Complete step by step solution:
A binomial power series is given as –
 $ {\left( {1 + x} \right)^a} = \sum\limits_{n = 0}^\infty {^\alpha {C_n}\left( {{x^n}} \right)} $
So the nth term of this sequence is $ {\alpha _n} = \left( {^\alpha {C_n}} \right){x^n} $ where $ ^\alpha {C_n} = \dfrac{{\alpha !}}{{\left( {\alpha - n} \right)!n!}} $ .

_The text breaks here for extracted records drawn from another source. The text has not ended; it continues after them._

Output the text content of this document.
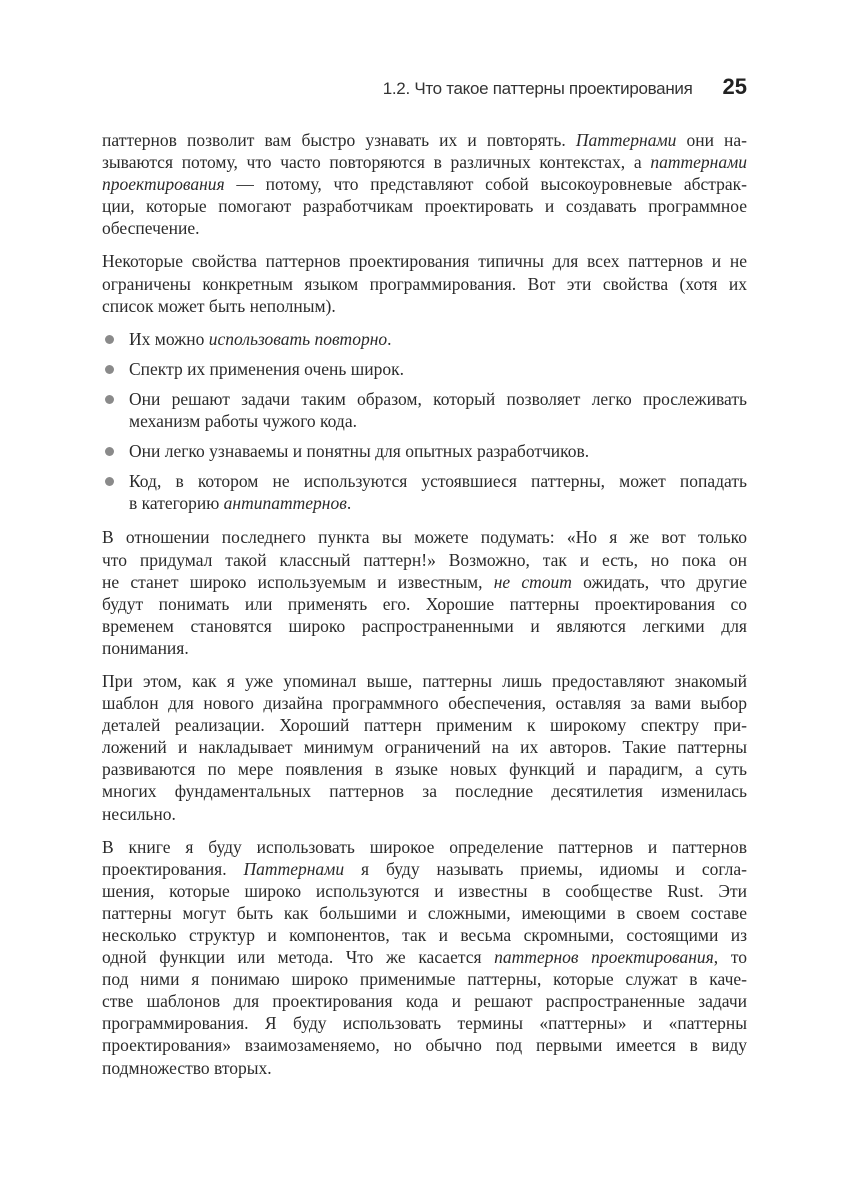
1.2. Что такое паттерны проектирования 25
паттернов позволит вам быстро узнавать их и повторять. Паттернами они на-
зываются потому, что часто повторяются в различных контекстах, а паттернами
проектирования — потому, что представляют собой высокоуровневые абстрак-
ции, которые помогают разработчикам проектировать и создавать программное
обеспечение.
Некоторые свойства паттернов проектирования типичны для всех паттернов и не
ограничены конкретным языком программирования. Вот эти свойства (хотя их
список может быть неполным).
Их можно использовать повторно.
Спектр их применения очень широк.
Они решают задачи таким образом, который позволяет легко прослеживать
механизм работы чужого кода.
Они легко узнаваемы и понятны для опытных разработчиков.
Код, в котором не используются устоявшиеся паттерны, может попадать
в категорию антипаттернов.
В отношении последнего пункта вы можете подумать: «Но я же вот только
что придумал такой классный паттерн!» Возможно, так и есть, но пока он
не станет широко используемым и известным, не стоит ожидать, что другие
будут понимать или применять его. Хорошие паттерны проектирования со
временем становятся широко распространенными и являются легкими для
понимания.
При этом, как я уже упоминал выше, паттерны лишь предоставляют знакомый
шаблон для нового дизайна программного обеспечения, оставляя за вами выбор
деталей реализации. Хороший паттерн применим к широкому спектру при-
ложений и накладывает минимум ограничений на их авторов. Такие паттерны
развиваются по мере появления в языке новых функций и парадигм, а суть
многих фундаментальных паттернов за последние десятилетия изменилась
несильно.
В книге я буду использовать широкое определение паттернов и паттернов
проектирования. Паттернами я буду называть приемы, идиомы и согла-
шения, которые широко используются и известны в сообществе Rust. Эти
паттерны могут быть как большими и сложными, имеющими в своем составе
несколько структур и компонентов, так и весьма скромными, состоящими из
одной функции или метода. Что же касается паттернов проектирования, то
под ними я понимаю широко применимые паттерны, которые служат в каче-
стве шаблонов для проектирования кода и решают распространенные задачи
программирования. Я буду использовать термины «паттерны» и «паттерны
проектирования» взаимозаменяемо, но обычно под первыми имеется в виду
подмножество вторых.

Now we will do the ratio test of this series, we have $ L = \mathop {\lim }\limits_{x \to \infty } \left| {\dfrac{{{a_{n + 1}}}}{{{a_n}}}} \right| $
Putting the value of $ {a_n} $ in the above equation, we have –
 $ L = \mathop {\lim }\limits_{x \to \infty } \left| {\dfrac{{\left( {^\alpha {C_{n + 1}}} \right){x^{n + 1}}}}{{\left( {^\alpha {C_n}} \right){x^n}}}} \right| $
 $ \Rightarrow L = \mathop {\lim }\limits_{x \to \infty } \left| {\dfrac{{\dfrac{{\alpha !}}{{\left( {\alpha - \left( {n + 1} \right)} \right)!\left( {n + 1} \right)!}}{x^{n + 1}}}}{{\dfrac{{\alpha !}}{{\left( {\alpha - n} \right)!n!}}{x^n}}}} \right| $
\[ \Rightarrow L = \mathop {\lim }\limits_{x \to \infty } \left| {\dfrac{{\left( {\alpha - n} \right)!n!}}{{\left( {\alpha - \left( {n + 1} \right)} \right)!\left( {n + 1} \right)!}}x} \right|\]

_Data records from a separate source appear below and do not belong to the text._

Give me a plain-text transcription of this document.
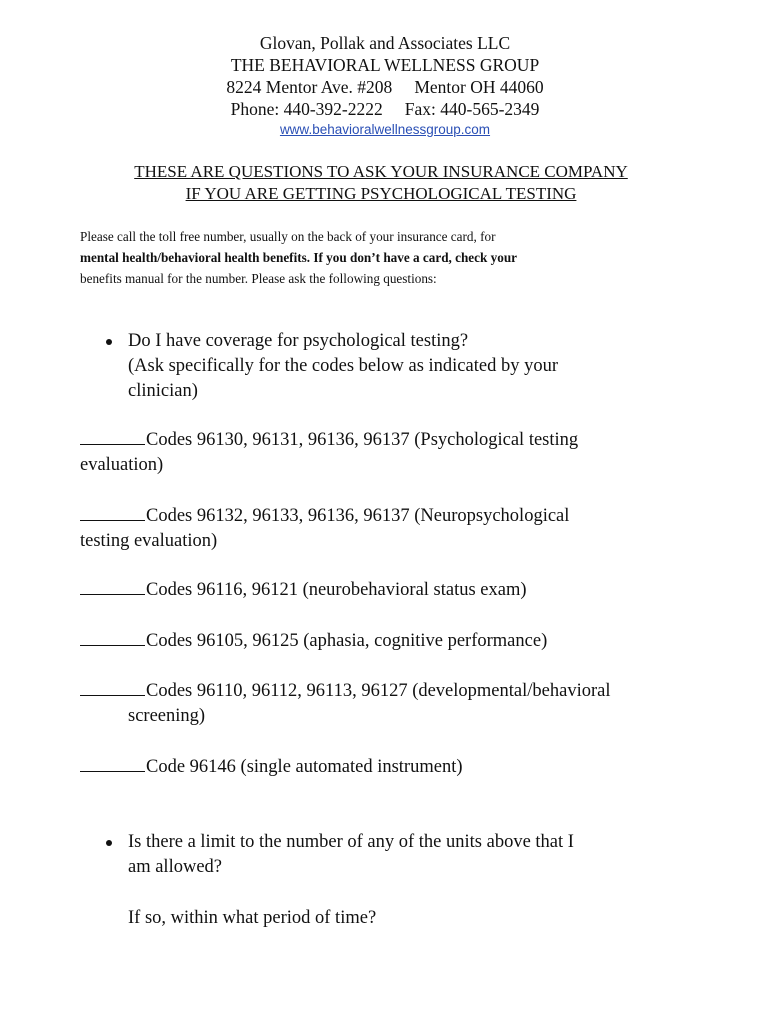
Glovan, Pollak and Associates LLC
THE BEHAVIORAL WELLNESS GROUP
8224 Mentor Ave. #208 Mentor OH 44060
Phone: 440-392-2222 Fax: 440-565-2349
www.behavioralwellnessgroup.com
THESE ARE QUESTIONS TO ASK YOUR INSURANCE COMPANY
IF YOU ARE GETTING PSYCHOLOGICAL TESTING
Please call the toll free number, usually on the back of your insurance card, for
mental health/behavioral health benefits. If you don’t have a card, check your
benefits manual for the number. Please ask the following questions:
Do I have coverage for psychological testing?
(Ask specifically for the codes below as indicated by your
clinician)
Codes 96130, 96131, 96136, 96137 (Psychological testing
evaluation)
Codes 96132, 96133, 96136, 96137 (Neuropsychological
testing evaluation)
Codes 96116, 96121 (neurobehavioral status exam)
Codes 96105, 96125 (aphasia, cognitive performance)
Codes 96110, 96112, 96113, 96127 (developmental/behavioral
screening)
Code 96146 (single automated instrument)
Is there a limit to the number of any of the units above that I
am allowed?
If so, within what period of time?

\[ \Rightarrow L = \mathop {\lim }\limits_{x \to \infty } \left| {\dfrac{{\left( {\alpha - n} \right)}}{{\left( {n + 1} \right)}}x} \right|\]
\[ \Rightarrow L = \mathop {\lim }\limits_{x \to \infty } \left| {\dfrac{{\left( {\dfrac{\alpha }{n} - 1} \right)}}{{\left( {1 + \dfrac{1}{n}} \right)}}x} \right|\]
Dividing both the numerator and the denominator by “n”, we get –
As n approaches infinity, $ \left( {\dfrac{1}{n}} \right) $ approaches zero, so $ \left( {\dfrac{\alpha }{n}} \right) $ also approaches zero, so we get,
\[ \Rightarrow L = \mathop {\lim }\limits_{x \to \infty } \left| {\dfrac{{\left( {0 - 1} \right)}}{{\left( {1 + 0} \right)}}x} \right|\]
\[ \Rightarrow L = \mathop {\lim }\limits_{x \to \infty } \left| {\dfrac{{ - 1}}{1}x} \right|\]
\[ \Rightarrow L = \mathop {\lim }\limits_{x \to \infty } \left| { - x} \right|\]
\[ \Rightarrow L = \mathop {\lim }\limits_{x \to \infty } \left| x \right|\]
As we are given that the series converges so \[\left| x \right| < 1\].
So, the interval of convergence is $ \left( { - 1,1} \right) $ .
The radius of convergence is $ \dfrac{{1 - \left( { - 1} \right)}}{2} = \dfrac{2}{2} = 1 $ .
Hence, the radius of convergence of the binomial power series is $ 1 $ .


Note: A test called the ratio test, also known as D’Alembert’s ratio test or the Cauchy ratio test is done to test the convergence of a series $ \sum\limits_{n = 1}^\infty {{a_n}} $ . The test is given as $ L = \mathop {\lim }\limits_{x \to \infty } \left| {\dfrac{{{a_{n + 1}}}}{{{a_n}}}} \right| $ , if the value of L comes out to be smaller than 1 then the series converges, if it is equal to 1 then the test is inconclusive as the limit fails to exist and if the value comes out to be greater than 1 then the series is divergent.